Don't Fence Me In

Don't Fence Me In

 

Almost like a coming of age scenario, we reach a point in our lives when the looming chokehold of “naming” ourselves in society is at hand. And usually when this happens, whatever name we choose, or major we declare, is something that follows us for the rest of our lives. The molded cast we are told we cannot break and the choice we are forced too soon to make, ‘multidisciplinary’ is the name buried at the bottom of all lists. “Multidisciplinary” is a practice interlinked with intersectionality, which also sits on the burner too hot to touch. Doctors cannot be lawyers and a career in ‘the arts’ can be utterly too confusing to classify.

Moreover, to a prosaic mind, fashion is hardly ever seen as a form of the arts. This could be because the average citizen and recent generations have spent much of their lives plugged into the matrix of fast fashion and true fashion is now synonymously brewed over as ‘materialism’. They are not conscious of the value a single piece of cloth holds while the perception of price and planet is completely lost on them. Art has many distinctions from “Fine” to “DIY”; the democratization of this medium is not per se a negative when being made accessible to more than the elite, but it is negative when used to undermine the dreaming and conceiving of it (creation as a whole).

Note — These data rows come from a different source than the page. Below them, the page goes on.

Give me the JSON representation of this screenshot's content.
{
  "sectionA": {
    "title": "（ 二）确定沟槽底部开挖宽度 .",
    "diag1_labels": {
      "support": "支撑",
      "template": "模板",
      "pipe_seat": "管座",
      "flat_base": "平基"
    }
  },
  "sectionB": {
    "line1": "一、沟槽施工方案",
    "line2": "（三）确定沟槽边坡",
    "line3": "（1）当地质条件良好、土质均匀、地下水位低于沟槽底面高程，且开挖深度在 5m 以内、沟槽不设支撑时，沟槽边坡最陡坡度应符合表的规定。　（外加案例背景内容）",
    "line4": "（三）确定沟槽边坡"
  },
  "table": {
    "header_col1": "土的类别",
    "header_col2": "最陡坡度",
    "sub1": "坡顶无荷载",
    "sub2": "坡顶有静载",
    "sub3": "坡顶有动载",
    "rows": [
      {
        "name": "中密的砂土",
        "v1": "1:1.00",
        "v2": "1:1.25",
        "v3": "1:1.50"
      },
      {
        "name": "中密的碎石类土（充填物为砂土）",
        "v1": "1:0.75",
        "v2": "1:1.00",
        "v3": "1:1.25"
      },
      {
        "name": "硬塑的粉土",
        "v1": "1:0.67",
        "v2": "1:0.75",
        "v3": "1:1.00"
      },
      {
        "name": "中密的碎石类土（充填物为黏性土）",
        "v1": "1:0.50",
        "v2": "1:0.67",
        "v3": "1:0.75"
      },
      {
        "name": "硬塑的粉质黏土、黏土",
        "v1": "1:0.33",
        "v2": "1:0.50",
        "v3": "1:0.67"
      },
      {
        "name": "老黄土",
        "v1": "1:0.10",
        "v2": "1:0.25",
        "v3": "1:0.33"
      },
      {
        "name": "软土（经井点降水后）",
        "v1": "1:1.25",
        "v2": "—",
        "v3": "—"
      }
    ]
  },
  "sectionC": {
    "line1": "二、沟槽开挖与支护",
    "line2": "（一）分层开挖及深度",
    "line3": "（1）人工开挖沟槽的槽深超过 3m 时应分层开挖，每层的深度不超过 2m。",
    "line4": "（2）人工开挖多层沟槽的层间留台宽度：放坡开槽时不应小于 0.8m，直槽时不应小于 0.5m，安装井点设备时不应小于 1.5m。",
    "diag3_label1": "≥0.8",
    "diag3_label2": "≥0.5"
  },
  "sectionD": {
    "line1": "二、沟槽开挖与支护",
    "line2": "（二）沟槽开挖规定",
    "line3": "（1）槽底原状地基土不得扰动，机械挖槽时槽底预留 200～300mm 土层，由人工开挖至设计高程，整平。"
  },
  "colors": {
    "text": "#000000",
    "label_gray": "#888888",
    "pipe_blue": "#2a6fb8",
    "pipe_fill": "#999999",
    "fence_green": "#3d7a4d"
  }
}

Eckhaus Latta, the American design duo, is one young example of contemporary success regarding the cross-pollination of fashion and the [rest of the] arts. Rhode Island School of Design (RISD) alumni, founders Mike Eckhaus and Zoe Latta studied sculpture and textile design respectively. After graduating in 2010, Eckhaus began working as an accessories designer at Marc by Marc Jacobs while Latta established her own textile company, simultaneously working as a knitwear designer at Opening Ceremony. One short year later, the two rejoined forces and launched their label’s first collection in New York for Spring/Summer 2013. The gender-fluid designs of Eckhaus Latta run parallel to the fluidity of arts and expression as a whole. How each practice plays into the other is a widely familiar phenomenon for multidisciplinary artists; fashion is just one wave that breaks into the rest.

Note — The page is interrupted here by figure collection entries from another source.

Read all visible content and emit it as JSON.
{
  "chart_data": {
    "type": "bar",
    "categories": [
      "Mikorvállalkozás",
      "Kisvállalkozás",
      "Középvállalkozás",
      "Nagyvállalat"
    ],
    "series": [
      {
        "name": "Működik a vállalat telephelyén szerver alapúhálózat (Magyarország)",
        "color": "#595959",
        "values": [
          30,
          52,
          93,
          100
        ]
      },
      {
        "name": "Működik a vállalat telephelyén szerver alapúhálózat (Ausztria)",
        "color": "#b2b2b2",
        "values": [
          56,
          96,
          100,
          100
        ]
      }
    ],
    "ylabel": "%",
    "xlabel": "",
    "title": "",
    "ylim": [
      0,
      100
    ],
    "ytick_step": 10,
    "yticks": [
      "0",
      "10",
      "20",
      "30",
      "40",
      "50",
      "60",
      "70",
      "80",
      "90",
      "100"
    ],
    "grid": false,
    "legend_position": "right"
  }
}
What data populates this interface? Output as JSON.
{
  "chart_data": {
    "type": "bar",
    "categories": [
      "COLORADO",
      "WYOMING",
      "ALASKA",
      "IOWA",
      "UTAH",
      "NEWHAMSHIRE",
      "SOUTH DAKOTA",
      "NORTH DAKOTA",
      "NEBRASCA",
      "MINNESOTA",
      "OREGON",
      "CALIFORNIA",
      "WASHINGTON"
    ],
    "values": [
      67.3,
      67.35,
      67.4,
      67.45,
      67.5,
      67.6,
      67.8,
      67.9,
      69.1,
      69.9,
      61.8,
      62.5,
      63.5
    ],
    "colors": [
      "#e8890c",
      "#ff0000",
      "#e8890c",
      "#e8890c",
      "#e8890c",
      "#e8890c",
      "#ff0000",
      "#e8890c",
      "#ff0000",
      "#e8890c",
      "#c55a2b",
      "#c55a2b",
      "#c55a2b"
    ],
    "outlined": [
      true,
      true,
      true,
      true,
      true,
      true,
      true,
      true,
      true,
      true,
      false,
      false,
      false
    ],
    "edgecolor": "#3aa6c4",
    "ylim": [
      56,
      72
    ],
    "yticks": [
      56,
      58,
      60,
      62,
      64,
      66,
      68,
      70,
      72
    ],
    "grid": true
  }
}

RISD describes their sculpture department as “growth of the individual as part of a larger community” and encourages their students "to experiment and push beyond obvious solutions" so they "think holistically and understand the importance of the work they make as it relates to the world”. If our current existence is tethered to technological advances and augmented reality, then intersectionality and cross-pollination must also remain at the forefront of creation. The mission statement graciously provided by RISD cements the notion that nothing is singular; with this in mind, possibility and aspiration can grow.

When Belgian designer, Raf Simons, spoke to Suzy Annetta at Milan Design Week for Design Anthology in 2019, he alluded to the intense pace and stamina required for fashion in comparison to design and architecture. Having studied industrial and furniture design before his fashion debut, he used his reference and knowledge to point out that the constant machine (being fashion) is like all of the arts combined on steroids – always changing. It is no wonder that our bodily canvases are adapting at increased speeds as well.

As a result, our references must come from every direction, something relevant to the most esteemed designers. Take Samuel Ross of A-Cold-Wall, whose formal background began in graphic design and illustration, or Miuccia Prada, who has a Ph.D. in political science, and trained at Teatro Piccolo to become a mime.


A more literal/visual example is when Hussein Chalayan turned four chair covers and a coffee table into four dresses and a wooden skirt for his Autumn/Winter 2000 presentation at London Fashion Week. Drawing on themes of architecture, aerodynamics, and space, to say the least, he and numerous designers have a shared commonality of combining philosophical ideals with wearable clothes. The late Virgil Abloh also championed the idea of not believing in disciplines, but rather using disciplines as building blocks for more than one pursuit. “We can use our architectural brain and do many things,” he told Dezeen in December 2020. Fashion was Abloh’s vehicle for investigating architecture and its existence in a post-Google and Amazon world.


The word ‘fashion’ today is redundant and the usage of such is something to wince at. But the fact of the matter is, fashion is more than what we cloak ourselves in. We are discussing a concept that lives in the pantheon of expressions alongside adapt, construct, mold, forge, and more. A noun, or verb, that at its very foundation requires a litany of niche skills, understanding, and appreciation of said practice in order to thrive.

To have one study is to investigate one unit of an entire train system– while it is possible for the one cart to run independently and alone, one wonders what the benefit would be to stay in the same wagon when given tools to readily explore the next. Fashion is at the crux of all cross-pollination. From socio-economic, environmental, (sub)culture, and mainstream reality. It’s a practice always lumped on our plate (some plates more intentionally than others), waiting, cooling until digested.